La construction de la Grande Mosquée d’Alger va encore durer une année. Mais en 2017, celle-ci s’érigera fièrement, avec son minaret de 265 mètres de hauteur.

265 mètres. Voilà la hauteur du futur minaret de la mosquée d’Alger en cours de construction. Les ouvriers algériens travaillent jour et nuit pour ériger ce qui sera la troisième plus grande mosquée au monde, après La Mecque et Médine. La future Grande Mosquée d’Alger, Djamaâ El-Djazaïr, est une formidable opportunité pour la capitale algérienne. Le ministère de l’Habitat pense notamment « aux retombées économiques engendrées par le flux de touristes, et à tous les emplois indirects, de l’administration aux commerces (cafés, restaurants, boutiques d’artisanat…), en passant par les lieux culturels comme la cinémathèque. » Car plus qu’une mosquée, Djamaâ El-Djazaïr est un véritable complexe.

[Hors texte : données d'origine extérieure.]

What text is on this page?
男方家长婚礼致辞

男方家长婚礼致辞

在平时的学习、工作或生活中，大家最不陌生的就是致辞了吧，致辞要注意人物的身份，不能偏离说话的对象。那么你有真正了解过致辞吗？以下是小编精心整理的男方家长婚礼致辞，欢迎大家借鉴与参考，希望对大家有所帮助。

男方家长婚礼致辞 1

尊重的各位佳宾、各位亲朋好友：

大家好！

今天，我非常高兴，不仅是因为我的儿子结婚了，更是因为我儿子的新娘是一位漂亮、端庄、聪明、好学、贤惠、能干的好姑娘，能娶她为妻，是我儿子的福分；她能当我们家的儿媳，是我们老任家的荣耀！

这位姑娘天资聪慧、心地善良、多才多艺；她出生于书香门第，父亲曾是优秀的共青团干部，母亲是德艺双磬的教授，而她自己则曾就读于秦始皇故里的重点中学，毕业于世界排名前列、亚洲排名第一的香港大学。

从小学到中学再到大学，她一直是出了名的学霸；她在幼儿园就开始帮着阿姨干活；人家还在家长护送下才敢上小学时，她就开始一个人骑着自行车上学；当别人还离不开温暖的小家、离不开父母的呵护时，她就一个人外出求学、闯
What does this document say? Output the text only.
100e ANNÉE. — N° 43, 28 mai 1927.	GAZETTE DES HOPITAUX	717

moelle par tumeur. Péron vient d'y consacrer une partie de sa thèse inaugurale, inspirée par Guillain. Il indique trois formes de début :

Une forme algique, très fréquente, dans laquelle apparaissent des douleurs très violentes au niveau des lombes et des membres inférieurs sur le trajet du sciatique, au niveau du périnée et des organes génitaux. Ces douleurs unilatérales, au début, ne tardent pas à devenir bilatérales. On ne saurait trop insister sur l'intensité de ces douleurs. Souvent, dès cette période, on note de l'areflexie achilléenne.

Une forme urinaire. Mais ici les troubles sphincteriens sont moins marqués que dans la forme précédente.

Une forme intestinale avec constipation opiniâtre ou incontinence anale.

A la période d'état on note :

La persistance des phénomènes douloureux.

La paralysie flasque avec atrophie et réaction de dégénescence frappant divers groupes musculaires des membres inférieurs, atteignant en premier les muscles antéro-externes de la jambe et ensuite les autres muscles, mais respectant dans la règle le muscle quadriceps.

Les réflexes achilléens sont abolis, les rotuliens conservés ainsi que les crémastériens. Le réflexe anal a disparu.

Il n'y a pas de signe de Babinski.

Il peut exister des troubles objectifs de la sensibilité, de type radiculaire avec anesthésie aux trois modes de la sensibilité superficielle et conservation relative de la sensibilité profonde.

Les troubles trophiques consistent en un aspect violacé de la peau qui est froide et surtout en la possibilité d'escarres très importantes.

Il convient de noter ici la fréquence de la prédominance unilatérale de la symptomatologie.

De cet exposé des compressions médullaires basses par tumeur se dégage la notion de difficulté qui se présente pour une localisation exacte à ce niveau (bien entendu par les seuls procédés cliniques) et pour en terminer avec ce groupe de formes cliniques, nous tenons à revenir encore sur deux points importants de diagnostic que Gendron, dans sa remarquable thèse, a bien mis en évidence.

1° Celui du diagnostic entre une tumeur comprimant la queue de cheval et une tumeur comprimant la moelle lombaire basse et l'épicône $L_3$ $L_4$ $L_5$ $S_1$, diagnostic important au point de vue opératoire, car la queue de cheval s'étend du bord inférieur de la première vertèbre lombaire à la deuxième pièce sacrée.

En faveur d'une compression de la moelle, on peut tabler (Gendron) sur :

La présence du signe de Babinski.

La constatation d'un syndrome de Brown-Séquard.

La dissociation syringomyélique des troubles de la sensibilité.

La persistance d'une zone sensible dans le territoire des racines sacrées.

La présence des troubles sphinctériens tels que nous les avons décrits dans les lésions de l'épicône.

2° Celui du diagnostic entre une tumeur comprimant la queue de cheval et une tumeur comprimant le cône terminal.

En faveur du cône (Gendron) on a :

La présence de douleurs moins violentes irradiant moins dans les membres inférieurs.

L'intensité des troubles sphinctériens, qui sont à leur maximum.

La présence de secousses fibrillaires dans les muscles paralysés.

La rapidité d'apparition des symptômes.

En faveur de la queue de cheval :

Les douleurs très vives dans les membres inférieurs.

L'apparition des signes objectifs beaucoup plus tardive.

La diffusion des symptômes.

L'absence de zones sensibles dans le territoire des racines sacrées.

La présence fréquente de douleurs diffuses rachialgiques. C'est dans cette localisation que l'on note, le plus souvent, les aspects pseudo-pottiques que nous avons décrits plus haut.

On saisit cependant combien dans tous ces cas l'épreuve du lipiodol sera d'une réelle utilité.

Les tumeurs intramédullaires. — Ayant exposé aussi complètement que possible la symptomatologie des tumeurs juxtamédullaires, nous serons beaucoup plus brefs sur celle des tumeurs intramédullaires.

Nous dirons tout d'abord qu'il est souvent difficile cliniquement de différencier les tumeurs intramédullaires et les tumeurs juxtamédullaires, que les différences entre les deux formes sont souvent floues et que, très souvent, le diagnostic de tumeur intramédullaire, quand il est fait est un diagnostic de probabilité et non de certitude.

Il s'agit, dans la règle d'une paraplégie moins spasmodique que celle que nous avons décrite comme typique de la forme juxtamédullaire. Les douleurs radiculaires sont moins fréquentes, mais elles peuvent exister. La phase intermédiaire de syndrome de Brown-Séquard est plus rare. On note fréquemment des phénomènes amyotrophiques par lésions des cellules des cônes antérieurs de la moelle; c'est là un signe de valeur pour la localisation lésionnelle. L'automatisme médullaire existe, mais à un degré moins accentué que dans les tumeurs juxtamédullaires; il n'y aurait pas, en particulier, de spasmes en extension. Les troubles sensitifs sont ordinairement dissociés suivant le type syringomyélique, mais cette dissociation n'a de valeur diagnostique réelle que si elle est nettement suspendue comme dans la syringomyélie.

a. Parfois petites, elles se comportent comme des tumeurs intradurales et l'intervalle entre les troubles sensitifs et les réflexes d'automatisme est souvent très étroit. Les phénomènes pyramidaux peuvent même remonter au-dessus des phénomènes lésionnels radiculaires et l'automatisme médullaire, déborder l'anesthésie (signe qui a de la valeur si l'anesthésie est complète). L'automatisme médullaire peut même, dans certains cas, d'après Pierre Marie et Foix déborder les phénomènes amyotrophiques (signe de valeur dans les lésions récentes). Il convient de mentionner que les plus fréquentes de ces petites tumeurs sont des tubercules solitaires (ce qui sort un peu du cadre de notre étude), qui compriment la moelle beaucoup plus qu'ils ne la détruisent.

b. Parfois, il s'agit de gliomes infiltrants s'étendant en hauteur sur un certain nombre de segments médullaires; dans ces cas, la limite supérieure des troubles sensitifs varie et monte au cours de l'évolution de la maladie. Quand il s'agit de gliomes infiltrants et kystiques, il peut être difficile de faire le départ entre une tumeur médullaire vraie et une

Une mosquée respectueuse de l’environnement

Une salle de prière, un minaret, une esplanade, un centre culturel, une bibliothèque, un amphithéâtre, un institut d’études qui accueillera 300 doctorants en sciences islamiques… En plus d’offrir de nombreux services, la Grande Mosquée d’Alger devrait aussi être un bijou technologique : première mosquée d’Afrique à être construite aux normes parasismiques utilisées au Japon et aux Etats-Unis, pour ne pas s’effondrer en cas de tremblement de terre, le bâtiment va absorber jusqu’à 70 % de la force sismique. « En cas de séisme, il n’y aura pas d’endroit plus sûr en Algérie que le minaret et la salle de prière », indique Mohamed Lotfi, ingénieur sur le projet du minaret. Une mosquée qui sera, de plus, éco-friendly : les piliers de la salle de prière récupèreront les eaux de pluie, tandis que l’institut sera équipé de panneaux solaires photovoltaïques.